In her acclaimed works on the history of science, Lorraine Daston has explored a wide range of topics, including wonders in early modern science, the emergence of the scientific fact, the moral authority of nature, and the history of scientific objectivity. This week, the executive director of the Max Planck Institute for the History of Science and renowned authority on Early Modern European scientific and intellectual history will deliver a series of three public lectures at the University of Virginia under the title “Science Goes Modern: Imagining the Past, Present and Future of Science, c. 1900.”

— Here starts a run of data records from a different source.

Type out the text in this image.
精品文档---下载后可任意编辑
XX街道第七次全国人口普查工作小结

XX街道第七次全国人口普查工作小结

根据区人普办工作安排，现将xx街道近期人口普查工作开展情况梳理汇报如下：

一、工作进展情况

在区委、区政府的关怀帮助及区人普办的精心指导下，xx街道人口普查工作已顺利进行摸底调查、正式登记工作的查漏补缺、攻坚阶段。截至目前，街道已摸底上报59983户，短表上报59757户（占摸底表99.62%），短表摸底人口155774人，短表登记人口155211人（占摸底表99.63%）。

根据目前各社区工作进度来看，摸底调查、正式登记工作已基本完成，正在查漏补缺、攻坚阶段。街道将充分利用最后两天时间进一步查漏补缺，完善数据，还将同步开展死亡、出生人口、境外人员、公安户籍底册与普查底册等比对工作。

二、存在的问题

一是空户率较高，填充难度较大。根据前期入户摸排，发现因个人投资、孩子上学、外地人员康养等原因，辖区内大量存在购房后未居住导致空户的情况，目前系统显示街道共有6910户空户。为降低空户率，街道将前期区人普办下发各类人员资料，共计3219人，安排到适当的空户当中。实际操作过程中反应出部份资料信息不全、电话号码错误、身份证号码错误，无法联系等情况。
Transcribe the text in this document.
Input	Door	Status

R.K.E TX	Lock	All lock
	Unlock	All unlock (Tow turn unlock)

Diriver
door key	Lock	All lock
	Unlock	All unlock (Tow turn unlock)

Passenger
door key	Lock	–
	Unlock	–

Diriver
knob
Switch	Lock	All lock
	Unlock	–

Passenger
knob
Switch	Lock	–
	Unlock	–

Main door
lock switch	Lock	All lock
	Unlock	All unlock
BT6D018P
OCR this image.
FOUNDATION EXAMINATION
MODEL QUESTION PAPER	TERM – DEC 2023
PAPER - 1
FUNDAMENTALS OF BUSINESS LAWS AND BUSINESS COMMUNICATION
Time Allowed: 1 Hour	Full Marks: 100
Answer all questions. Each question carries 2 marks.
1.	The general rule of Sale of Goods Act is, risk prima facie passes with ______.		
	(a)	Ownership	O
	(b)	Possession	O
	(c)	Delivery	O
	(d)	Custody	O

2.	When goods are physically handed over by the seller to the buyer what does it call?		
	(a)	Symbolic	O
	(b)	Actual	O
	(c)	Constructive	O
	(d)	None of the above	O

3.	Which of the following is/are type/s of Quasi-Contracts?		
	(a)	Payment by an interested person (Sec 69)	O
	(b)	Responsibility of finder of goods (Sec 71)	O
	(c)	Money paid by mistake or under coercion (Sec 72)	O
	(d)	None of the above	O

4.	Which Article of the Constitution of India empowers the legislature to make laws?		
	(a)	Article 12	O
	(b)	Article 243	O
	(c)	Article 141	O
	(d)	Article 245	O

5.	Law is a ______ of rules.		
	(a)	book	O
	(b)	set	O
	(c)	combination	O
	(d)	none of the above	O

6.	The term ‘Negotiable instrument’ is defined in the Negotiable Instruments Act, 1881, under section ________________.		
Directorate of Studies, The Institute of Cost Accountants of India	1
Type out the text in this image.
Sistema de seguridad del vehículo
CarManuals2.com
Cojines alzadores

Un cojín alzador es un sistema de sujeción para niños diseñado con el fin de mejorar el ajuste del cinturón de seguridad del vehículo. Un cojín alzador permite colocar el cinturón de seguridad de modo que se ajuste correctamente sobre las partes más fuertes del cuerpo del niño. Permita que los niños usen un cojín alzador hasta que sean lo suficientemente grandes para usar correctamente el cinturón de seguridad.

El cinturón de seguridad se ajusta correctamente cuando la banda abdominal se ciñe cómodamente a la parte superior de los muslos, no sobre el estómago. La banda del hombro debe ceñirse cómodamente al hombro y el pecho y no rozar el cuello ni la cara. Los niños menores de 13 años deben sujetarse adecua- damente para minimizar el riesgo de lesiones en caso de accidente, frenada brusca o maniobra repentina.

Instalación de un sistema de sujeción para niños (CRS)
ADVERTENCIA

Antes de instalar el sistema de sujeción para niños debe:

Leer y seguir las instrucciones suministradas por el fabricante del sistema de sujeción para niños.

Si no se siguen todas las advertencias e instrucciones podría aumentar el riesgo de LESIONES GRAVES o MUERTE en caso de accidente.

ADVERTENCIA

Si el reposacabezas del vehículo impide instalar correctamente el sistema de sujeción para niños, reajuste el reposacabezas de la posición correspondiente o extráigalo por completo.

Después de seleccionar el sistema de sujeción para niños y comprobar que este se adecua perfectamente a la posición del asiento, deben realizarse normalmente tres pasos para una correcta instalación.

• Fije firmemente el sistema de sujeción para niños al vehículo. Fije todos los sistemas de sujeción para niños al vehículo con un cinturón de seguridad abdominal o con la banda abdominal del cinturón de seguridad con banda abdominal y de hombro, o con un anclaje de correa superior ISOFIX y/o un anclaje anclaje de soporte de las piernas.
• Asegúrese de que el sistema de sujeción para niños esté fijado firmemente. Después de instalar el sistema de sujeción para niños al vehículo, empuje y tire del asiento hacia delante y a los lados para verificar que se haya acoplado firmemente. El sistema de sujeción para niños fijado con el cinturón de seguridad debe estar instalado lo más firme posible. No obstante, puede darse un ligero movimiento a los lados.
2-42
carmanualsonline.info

The three lectures, scheduled for today, Wednesday and Thursday in Nau Hall 101, will be presented as part of the University’s historic Page-Barbour Lectures series. Each of Daston’s talks will begin at 5 p.m., followed by a reception each evening. Admission to the Page-Barbour lectures is free and open to the public.
“Daston has long been one of the leading historians of science, writing on the history of probability and statistics, wonder in early modern science, the emergence of scientific facts and objectivity, and the moral authority of nature,” said Chad Wellmon, chair of the Page-Barbour and James W. Richard Lecture Committee and an associate professor of Germanic Languages and Literatures. “And regardless of her topic, she brings a deeply humanistic interest to her study. She always asks about the ethical shape of science and knowledge more broadly.”
Daston divides her time between Germany’s Max Planck Institute for the History of Science and a visiting professorship in the University of Chicago’s Committee on Social Thought. Her 2007 book Objectivity, co-authored with Peter Galison, examines the emergence of objectivity in the sciences in the mid-19th century. Her recent collaborative book projects include How Reason Almost Lost Its Mind: The Strange Career of Cold war Rationality (authored with Paul Erikson et al., 2014). Her recent collaborative book projects include How Reason Almost Lost Its Mind: The Strange Career of Cold war Rationality (authored with Paul Erikson et al., 2014). Other projects include a history of rules, based on her 2014 Lawrence Stone Lectures at Princeton University, the emergence of Big Science and Big Humanities in the context of 19th-century archives, and the relationship between moral and natural orders.
Daston is a member of the American Academy of Arts & Sciences and the recipient of the Pfizer Prize and Sarton Medal of the History of Science Society, the Schelling Prize of the Bavarian Academy of Sciences, the Lichtenberg Medal of the Göttingen Academy of Sciences and the Luhmann Prize of the University of Bielefeld. She received an honorary doctorate of humane letters from Princeton University. In addition to directing Department II of the Max Planck Institute for the History of Science, she is a Permanent Fellow of the Wissenschaftskolleg zu Berlin.